Alternative Two proposed to close New Street from Main Street to Pearl Street and create a pedestrian plaza. New Street from Pearl Street to Lake Avenue will remain two lanes of traffic. The alternative included a new traffic signal, curb extensions, sidewalk extension from Main Street across New Street and a future pedestrian plaza, which could provide opportunities for on-street parking adjacent to Pearl Street, officials said.

Busch said as they move forward it’s important to move forward respectfully. He said during the process some “discussions, especially on social media, devolved into cynical assumptions about the motives of our own neighbors.

“The right thing to do is to have respectful dialogue about complicated policy issues like this one and move forward after careful consideration,” he said. “If we all agree to do that, our borough will come out ahead.”

In January 2018, borough officials announced the receipt of a $9.3 million grant from the NJTPA to the County of Middlesex.

The grant for the project is through the NJTPA’s fiscal year 2017-18 local safety program, which is federally funded in conjunction with the New Jersey Department of Transportation (DOT). It is funded through the Federal Highway Administration’s Highway Safety Improvements Program, which advances safety improvements on county and local roadways.

The funds will be used to support Metuchen’s efforts to improve public safety, pedestrian safety, traffic signals and eliminate trucks from striking the Main Street railroad bridge, which is overseen by Amtrak, NJ Transit, the county and the borough.

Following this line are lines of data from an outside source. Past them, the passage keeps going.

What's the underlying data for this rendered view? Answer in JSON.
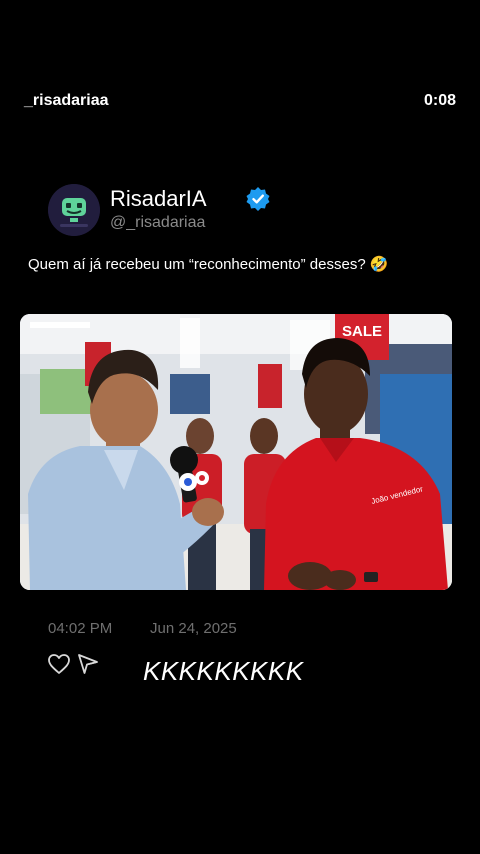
{
  "header": {
    "username": "_risadariaa",
    "timestamp": "0:08"
  },
  "post": {
    "author_name": "RisadarIA",
    "author_handle": "@_risadariaa",
    "verified_icon": "verified-badge-icon",
    "text": "Quem aí já recebeu um “reconhecimento” desses? 🤣",
    "time": "04:02 PM",
    "date": "Jun 24, 2025",
    "store_sign": "SALE",
    "shirt_text": "João vendedor"
  },
  "actions": {
    "like_icon": "heart-icon",
    "share_icon": "send-icon"
  },
  "caption": "KKKKKKKKK",
  "colors": {
    "background": "#000000",
    "verified": "#1d9bf0",
    "shirt_red": "#d4141f"
  }
}
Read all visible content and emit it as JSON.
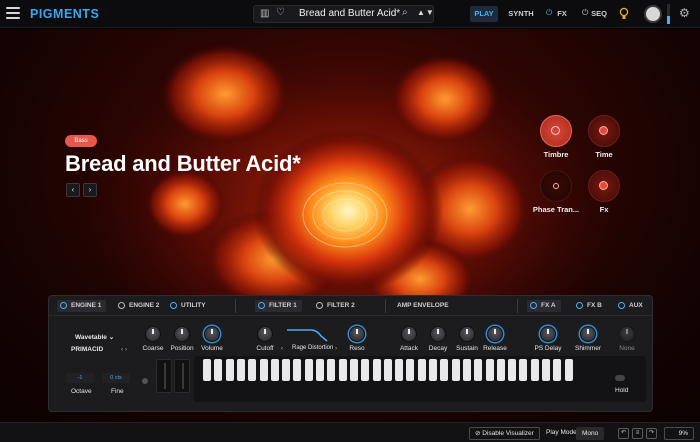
{
  "app": {
    "brand": "PIGMENTS"
  },
  "preset_bar": {
    "name": "Bread and Butter Acid*",
    "arrows": "▲▼"
  },
  "nav": {
    "play": "PLAY",
    "synth": "SYNTH",
    "fx": "FX",
    "seq": "SEQ"
  },
  "colors": {
    "accent": "#38a8ee",
    "tag": "#e8574a",
    "glow_core": "#fff3b0",
    "glow_mid": "#ff8a1a",
    "glow_outer": "#b81e0a"
  },
  "preset": {
    "tag": "Bass",
    "title": "Bread and Butter Acid*",
    "prev": "‹",
    "next": "›"
  },
  "macros": [
    {
      "label": "Timbre",
      "level": 0.5
    },
    {
      "label": "Time",
      "level": 0.3
    },
    {
      "label": "Phase Tran...",
      "level": 0.0
    },
    {
      "label": "Fx",
      "level": 0.3
    }
  ],
  "panel": {
    "tabs": {
      "engine1": "ENGINE 1",
      "engine2": "ENGINE 2",
      "utility": "UTILITY",
      "filter1": "FILTER 1",
      "filter2": "FILTER 2",
      "amp_envelope": "AMP ENVELOPE",
      "fx_a": "FX A",
      "fx_b": "FX B",
      "aux": "AUX"
    },
    "engine": {
      "type": "Wavetable",
      "wavetable": "PRIMACID",
      "coarse": "Coarse",
      "position": "Position",
      "volume": "Volume"
    },
    "filter": {
      "cutoff": "Cutoff",
      "type": "Rage Distortion",
      "reso": "Reso"
    },
    "env": {
      "attack": "Attack",
      "decay": "Decay",
      "sustain": "Sustain",
      "release": "Release"
    },
    "fx": {
      "ps_delay": "PS Delay",
      "shimmer": "Shimmer",
      "none": "None"
    },
    "octave": {
      "label": "Octave",
      "value": "-1"
    },
    "fine": {
      "label": "Fine",
      "value": "0 cts"
    },
    "hold": "Hold"
  },
  "status": {
    "disable_visualizer": "Disable Visualizer",
    "play_mode_label": "Play Mode",
    "play_mode_value": "Mono",
    "cpu": "9%"
  }
}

The grant includes funding a little over $1 million for design and $8.4 million for construction and construction inspection services, according to Christine Mittman, manager of safety programs for local project development at NJTPA.

The approved project will cover a 1.1-mile stretch of Main Street and is one of 14 throughout the state, but the only one approved in Middlesex County.

Main Street, also known as Route 531, serves as the borough’s downtown commercial business area. It is one of the main arteries feeding traffic in and out of the borough. The corridor sees significant pedestrian traffic and includes a NJ Transit rail station.

Mittman said the Main Street corridor in Metuchen falls within NJTPA’s high crash screening lists, ranking 13th in the county. The intersection of Main Street and Amboy Avenue is ranked ninth on the list of high-crash pedestrian intersections in the county.